Though it looks like he recently switched to working at Google AI...

https://scholar.google.com/citations?user=NaxMJzQAAAAJ&hl=en

IsTom•2mo ago
Sooo... are we factoring 21 without shortcuts yet?
piskov•2mo ago
How come IBM is still alive? Is it those sweet-sweet legacy cobol/mainframe systems?

I wonder what would happen to them if codex or what have helps migrate that to c#.

= how long until the exodus to aws/azure will follow

dudus•2mo ago
Outsourcing of software dev to India and support to Latin America. Paying pennies and charging high fees. They get contracts to all sorts of big companies like telecoms and manufacturers
vrighter•2mo ago
Because in most cases, it's not about the quality of the product. I've had cases where using a (free, open source) reverse proxy to implement SSO and TLS termination would save 5-digit figures (on the side closer to 6 digits) yearly from upgrading the licensing a product we used. That was rejected because then we wouldn't have anyone to point our finger at if something goes wrong with the product.

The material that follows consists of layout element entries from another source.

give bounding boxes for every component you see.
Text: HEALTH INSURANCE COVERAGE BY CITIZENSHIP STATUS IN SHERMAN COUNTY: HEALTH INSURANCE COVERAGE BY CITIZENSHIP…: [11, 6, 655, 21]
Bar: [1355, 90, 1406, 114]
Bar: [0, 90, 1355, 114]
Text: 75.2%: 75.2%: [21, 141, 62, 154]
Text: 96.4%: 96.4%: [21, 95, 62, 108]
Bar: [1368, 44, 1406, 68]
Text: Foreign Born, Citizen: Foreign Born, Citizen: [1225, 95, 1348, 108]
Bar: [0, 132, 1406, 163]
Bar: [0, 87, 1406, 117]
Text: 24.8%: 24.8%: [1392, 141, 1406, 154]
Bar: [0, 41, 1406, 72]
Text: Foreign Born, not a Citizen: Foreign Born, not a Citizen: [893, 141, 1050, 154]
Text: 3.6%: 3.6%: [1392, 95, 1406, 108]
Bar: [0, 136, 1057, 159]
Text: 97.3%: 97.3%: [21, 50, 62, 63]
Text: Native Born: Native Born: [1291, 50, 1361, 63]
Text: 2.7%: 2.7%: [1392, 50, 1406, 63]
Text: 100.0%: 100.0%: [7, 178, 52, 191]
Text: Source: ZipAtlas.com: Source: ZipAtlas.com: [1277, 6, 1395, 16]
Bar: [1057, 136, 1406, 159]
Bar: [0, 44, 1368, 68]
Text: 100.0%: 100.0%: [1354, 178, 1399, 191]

It's about the "support contracts", not about the products themselves.

Which is in itself a fucking joke because now everything is outsourced to some clueless person in a call center half-way around a world, or you get to chat with an LLM. Either way, it has been ages since the "support contracts" actually resulted in a problem that wasn't ultimately solved by ourselves, not them.

pjmlp•2mo ago
It is IBM money that keeps many Linux projects going by the way, for the last 25 years.
horns4lyfe•2mo ago
IBM is just an Indian labor arbitrage company at this point, why anyone believes they’re capable of this type Id advancement is beyond me
pjmlp•2mo ago
Anyone getting use of their money via Red-Hat sponsored projects like Linux kernel, GNOME and GCC, OpenJDK, Quarkus, VSCode plugins for Java for example.